Giovanni Pascoli è considerato, insieme a Gabriele D’Annunzio, il più importante poeta decadente italiano. Ecco le sue poesie più celebri

Giovanni Pascoli è considerato, insieme a Gabriele D’Annunzio, il più importante poeta decadente italiano.

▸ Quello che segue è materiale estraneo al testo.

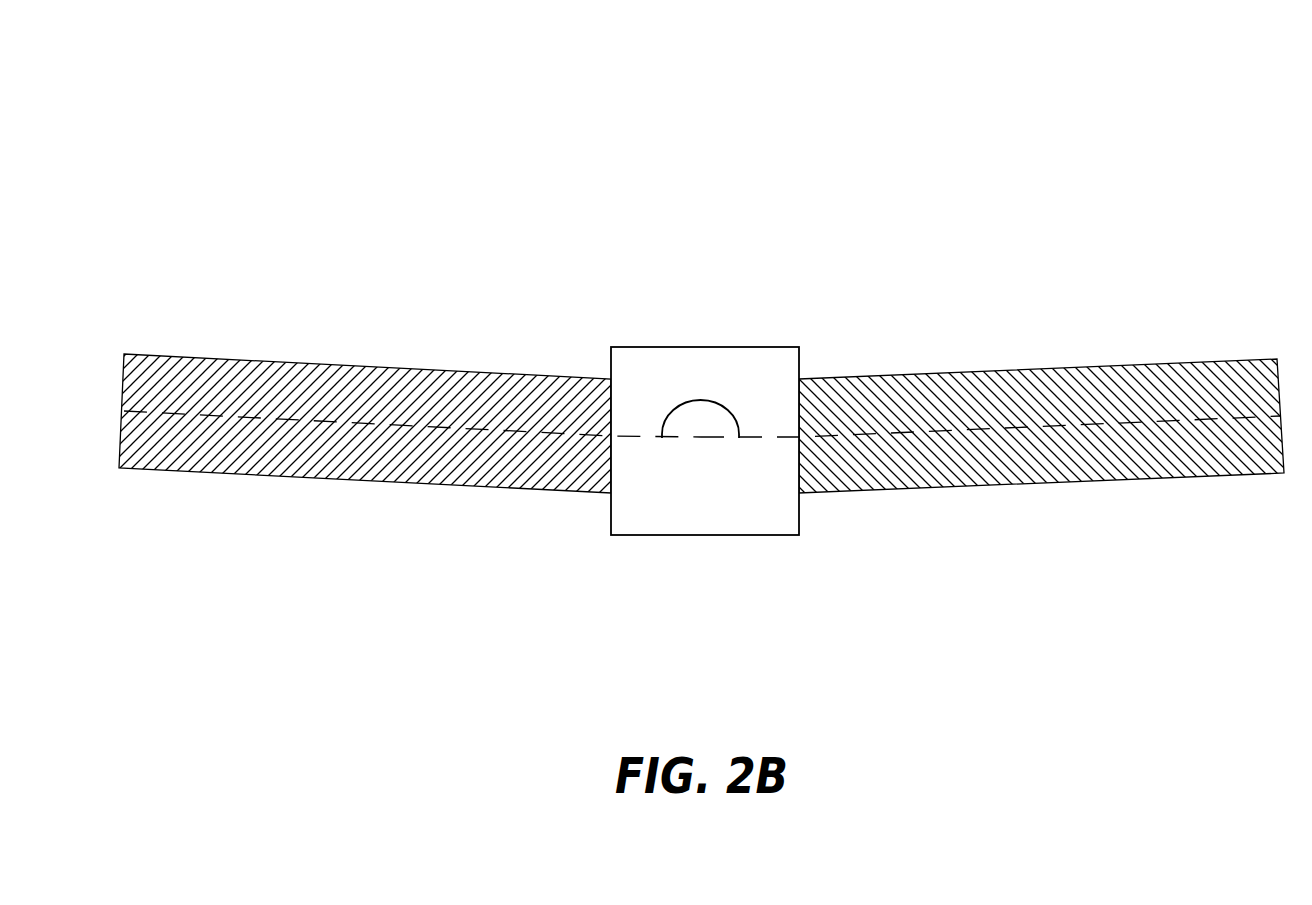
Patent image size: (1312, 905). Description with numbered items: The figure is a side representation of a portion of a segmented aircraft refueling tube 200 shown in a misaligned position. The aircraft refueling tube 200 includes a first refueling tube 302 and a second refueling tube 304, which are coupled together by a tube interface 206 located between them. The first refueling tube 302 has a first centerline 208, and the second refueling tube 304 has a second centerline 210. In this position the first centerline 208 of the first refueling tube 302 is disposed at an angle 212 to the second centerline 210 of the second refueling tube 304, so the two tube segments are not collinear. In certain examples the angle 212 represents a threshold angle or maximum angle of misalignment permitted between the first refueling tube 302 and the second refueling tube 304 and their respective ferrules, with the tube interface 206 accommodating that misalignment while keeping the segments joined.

The aircraft refueling tube 200 is at (266, 121).
The tube interface 206 is at (677, 347).
The first centerline 208 is at (392, 430).
The second centerline 210 is at (1013, 427).
The angle 212 is at (703, 403).
The first refueling tube 302 is at (408, 367).
The second refueling tube 304 is at (985, 373).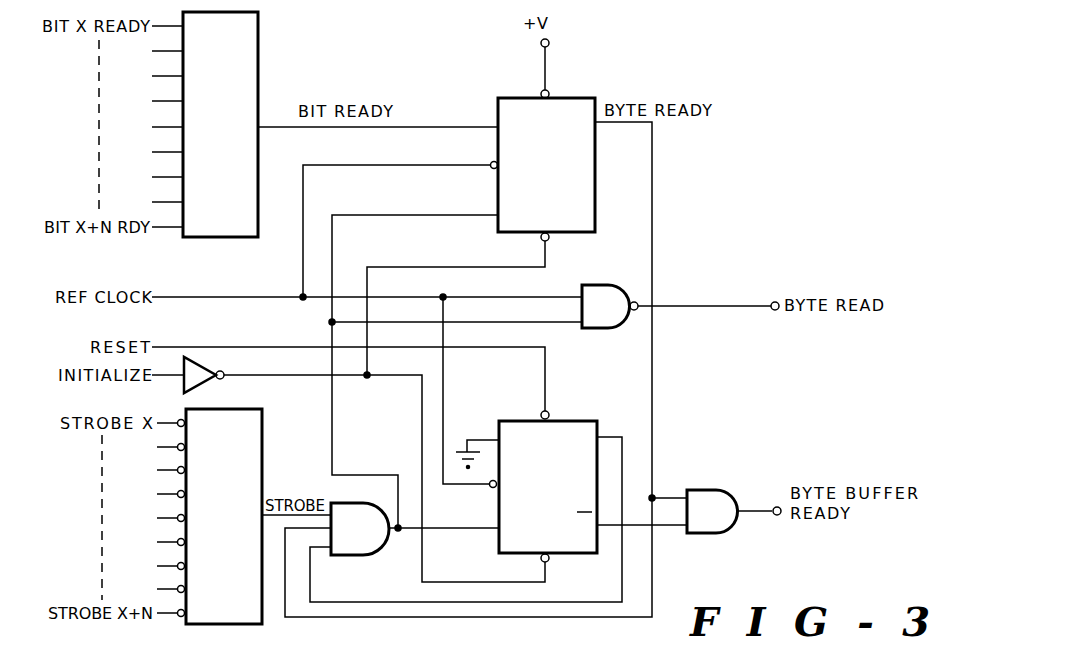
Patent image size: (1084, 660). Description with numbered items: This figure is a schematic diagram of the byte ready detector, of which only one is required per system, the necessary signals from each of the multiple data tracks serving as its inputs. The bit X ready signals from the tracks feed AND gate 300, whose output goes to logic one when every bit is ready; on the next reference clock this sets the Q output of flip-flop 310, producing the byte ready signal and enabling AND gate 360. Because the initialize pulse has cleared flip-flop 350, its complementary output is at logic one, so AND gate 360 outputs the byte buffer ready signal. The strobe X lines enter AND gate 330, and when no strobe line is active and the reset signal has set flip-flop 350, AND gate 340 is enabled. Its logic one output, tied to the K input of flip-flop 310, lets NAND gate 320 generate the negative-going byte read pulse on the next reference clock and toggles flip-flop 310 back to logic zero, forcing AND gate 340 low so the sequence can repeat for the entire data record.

Nato il 31 dicembre 1855 e scomparso il 6 aprile 1912, nelle opere di Giovanni Pascoli possiamo riscontrare una concezione intima e interiore del sentimento poetico.

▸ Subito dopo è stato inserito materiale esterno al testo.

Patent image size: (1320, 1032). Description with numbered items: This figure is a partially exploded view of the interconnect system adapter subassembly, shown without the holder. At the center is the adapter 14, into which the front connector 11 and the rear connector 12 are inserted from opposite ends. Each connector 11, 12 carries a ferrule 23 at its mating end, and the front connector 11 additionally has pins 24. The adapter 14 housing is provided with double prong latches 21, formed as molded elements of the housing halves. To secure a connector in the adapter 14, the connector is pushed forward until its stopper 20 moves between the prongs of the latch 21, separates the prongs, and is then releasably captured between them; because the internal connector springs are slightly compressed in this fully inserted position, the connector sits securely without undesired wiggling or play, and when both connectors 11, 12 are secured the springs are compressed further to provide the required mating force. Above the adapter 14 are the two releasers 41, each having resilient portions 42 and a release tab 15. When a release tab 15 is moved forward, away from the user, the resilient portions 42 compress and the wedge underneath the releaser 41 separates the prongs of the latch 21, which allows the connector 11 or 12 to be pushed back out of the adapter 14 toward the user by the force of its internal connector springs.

Tutta la poetica di Giovanni Pascoli è orientata alla valorizzazione del particolare e del quotidiano e al recupero di una dimensione infantile e quasi primitiva.

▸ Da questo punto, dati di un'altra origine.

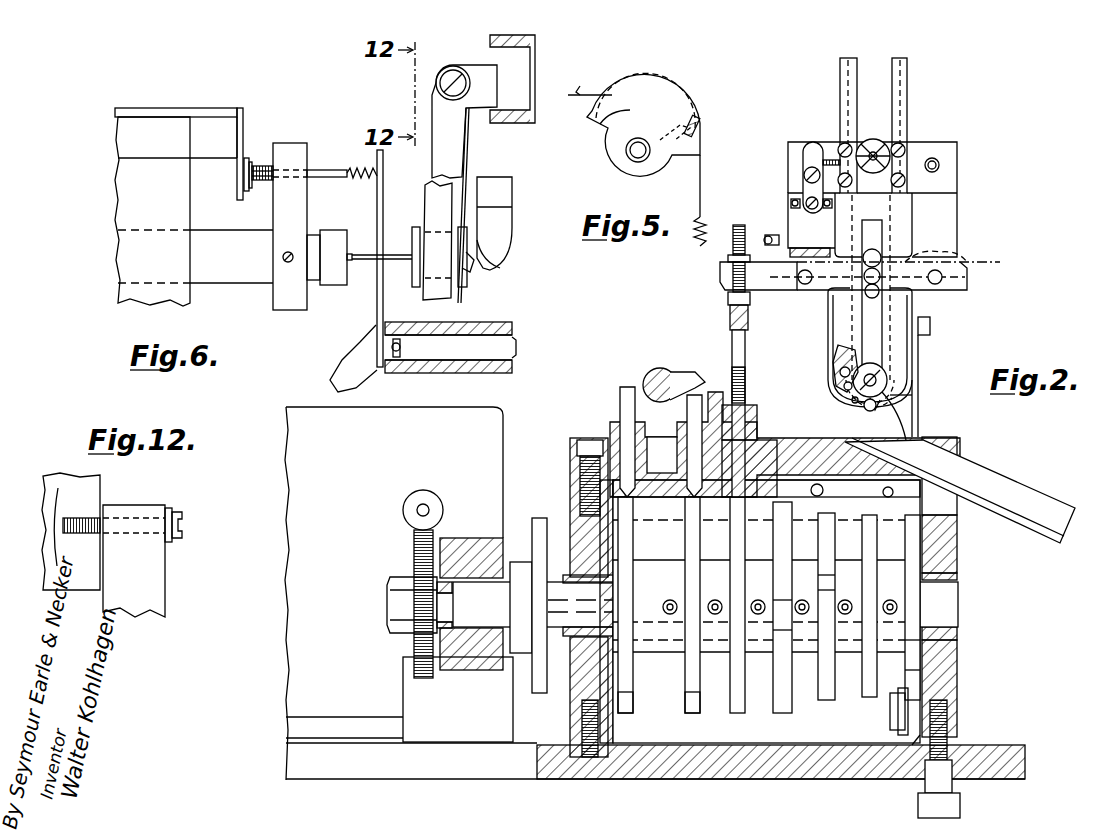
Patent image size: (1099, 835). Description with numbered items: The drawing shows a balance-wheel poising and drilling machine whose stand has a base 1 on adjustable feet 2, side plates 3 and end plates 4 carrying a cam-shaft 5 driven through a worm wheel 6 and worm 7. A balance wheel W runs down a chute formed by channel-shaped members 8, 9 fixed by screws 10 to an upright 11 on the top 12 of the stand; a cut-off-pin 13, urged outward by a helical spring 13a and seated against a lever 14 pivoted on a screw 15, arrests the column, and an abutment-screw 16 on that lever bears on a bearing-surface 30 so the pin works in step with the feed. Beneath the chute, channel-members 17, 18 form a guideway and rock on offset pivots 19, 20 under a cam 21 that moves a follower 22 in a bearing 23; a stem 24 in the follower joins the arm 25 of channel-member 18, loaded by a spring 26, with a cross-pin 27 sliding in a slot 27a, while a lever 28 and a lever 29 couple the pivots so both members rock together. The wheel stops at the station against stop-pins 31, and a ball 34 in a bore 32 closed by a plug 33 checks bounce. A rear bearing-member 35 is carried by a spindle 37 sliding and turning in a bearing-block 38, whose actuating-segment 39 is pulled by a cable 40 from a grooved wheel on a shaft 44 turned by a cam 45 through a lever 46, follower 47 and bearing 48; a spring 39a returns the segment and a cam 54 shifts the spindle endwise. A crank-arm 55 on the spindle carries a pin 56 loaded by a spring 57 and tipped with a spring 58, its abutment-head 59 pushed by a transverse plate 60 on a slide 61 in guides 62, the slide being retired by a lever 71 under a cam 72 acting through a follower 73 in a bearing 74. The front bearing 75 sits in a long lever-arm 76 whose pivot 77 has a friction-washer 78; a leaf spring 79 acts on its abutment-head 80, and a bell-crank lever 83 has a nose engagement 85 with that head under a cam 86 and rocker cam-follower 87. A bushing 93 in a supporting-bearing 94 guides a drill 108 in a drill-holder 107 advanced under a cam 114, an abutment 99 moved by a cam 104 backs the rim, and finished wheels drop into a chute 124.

Le poesie più celebri di Giovanni Pascoli

Abbiamo raccolto le sue poesie più famose. Ecco i versi più celebri di Giovanni Pascoli. 

Il gelsomino notturno

E s’aprono i fiori notturni,
nell’ora che penso ai miei cari.
Sono apparse in mezzo ai viburni
le farfalle crepuscolari.

Da un pezzo si tacquero i gridi
là sola una casa bisbiglia.
Sotto l’ali dormono i nidi,
come gli occhi sotto le ciglia.

Dai calici aperti si esala
l’odore di fragole rosse.
Splende un lume là nella sala.
Nasce l’erba sopra le fosse.

Un’ape tardiva sussurra
trovando già prese le celle.
La Chioccetta per l’aia azzurra
va col suo pigolio di stelle.

Per tutta la notte s’esala
l’odore che passa col vento.
Passa il lume su per la scala;
brilla al primo piano: s’è spento…

è l’alba: si chiudono i petali
un poco gualciti; si cova,
dentro l’urna molle e segreta,
non so che felicità nuova.

Il lampo

E cielo e terra si mostrò qual era:

la terra ansante, livida, in sussulto;
il cielo ingombro, tragico, disfatto:
bianca bianca nel tacito tumulto
una casa apparì sparì d’un tratto;
come un occhio, che, largo, esterrefatto,
s’aprì si chiuse, nella notte nera.

Sogno

Per un attimo fui nel mio villaggio,
nella mia casa. Nulla era mutato
Stanco tornavo, come da un vïaggio;
stanco, al mio padre, ai morti, ero tornato.

Sentivo una gran gioia, una gran pena;
una dolcezza ed un’angoscia muta.
– Mamma?-È là che ti scalda un po’ di cena-
Povera mamma! e lei, non l’ho veduta.

Di lassù

La lodola perduta nell’aurora
si spazia, e di lassù canta alla villa,
che un fil di fumo qua e là vapora;

di lassù largamente bruni farsi
i solchi mira quella sua pupilla
lontana, e i bianchi bovi a coppie sparsi.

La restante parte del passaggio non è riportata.